Australian carbon costs to hurt food exports-farmers

Australian food production and exports could be cut when carbon trading starts from mid-2010 with the price of carbon to add to already hefty price rises for fuel, Australia’s biggest farmers’ group said this week.

The farmers’ disquiet follows fears expressed by big business this month that Australian firms, particularly large energy companies, could lose out to global competitors or be forced to shelve projects due to the country’s cap-and-trade carbon plan.

“Any more cost imposed on the industry could have enormous impact, especially if you’ve got to reduce production at the same time,” said New South Wales Farmers Association president, Jock Laurie.

With Australia one of the biggest food traders and the second biggest wheat exporter, lower production could spur a fresh rally in global food commodity markets.

“It’s potentially going to be a very big challenge for the government to introduce a (carbon trading) scheme into Australia that maintains production,” Laurie told reporters at the group’s annual conference on Tuesday.

“That’s a critical thing that we maintain food production, that we don’t have to reduce food production to meet the criteria of the programme.”

Agriculture Minister Tony Burke sought to allay those fears.

“We don’t want to see a situation where any producer is faced with the question that the way to reduce carbon pollution is to reduce overall production,” he told reporters at the conference.

Prices of energy-intensive fertilisers, chemicals and fuel have soared in the past year, raising overall agricultural costs by 15% compared with 4% for the consumer price index. Australia’s mining boom is also raising the cost of labour, the conference was told.
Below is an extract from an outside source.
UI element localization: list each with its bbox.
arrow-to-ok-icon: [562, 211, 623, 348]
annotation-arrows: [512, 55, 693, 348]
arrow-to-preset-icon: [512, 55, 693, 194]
Now the agricultural industry faces carbon costs through an emissions trading scheme which the Australian government of Prime Minister Kevin Rudd has said it will introduce in 2010.

The Business Council of Australia warned this month that businesses, particularly export-oriented and carbon-intensive ones, could cease to exist if they were not allowed to pass on the costs of carbon emission trading to consumers.

Agriculture accounts for 15.6% of Australia’s emissions, and will become part of the carbon trading system from 2015, according to a government blueprint of the scheme, which is due to go before parliament early next year.

The government is presently negotiating details of the system with key industrial players and has said it will delay deciding on the details of an emissions scheme for agriculture until 2013.

Australian farm production had already decreased because of the country’s worst drought in 100 years, which first struck in 2002, Laurie pointed out on Tuesday.

A halving of the main winter wheat crop in the past two years contributed significantly to a surge in global wheat prices of around 130% early this year, before prices settled back to a lesser extent.

Burke announced further funding of $26.5 million over four years in a ‘FarmReady’ fund, to prepare farmers for climate change through specialised training.

The government would also negotiate internationally to recognise the sequestration of carbon by Australian farmers, to match the Australian and international carbon trading systems, he said.

“It’s in the front row of our negotiations to get the international rules to catch up with that,” Burke said.

“Carbon storage is common sense. When you shear a sheep or when you fell a tree, the carbon does not disappear. It does get stored. We need to find ways of accurately counting that.”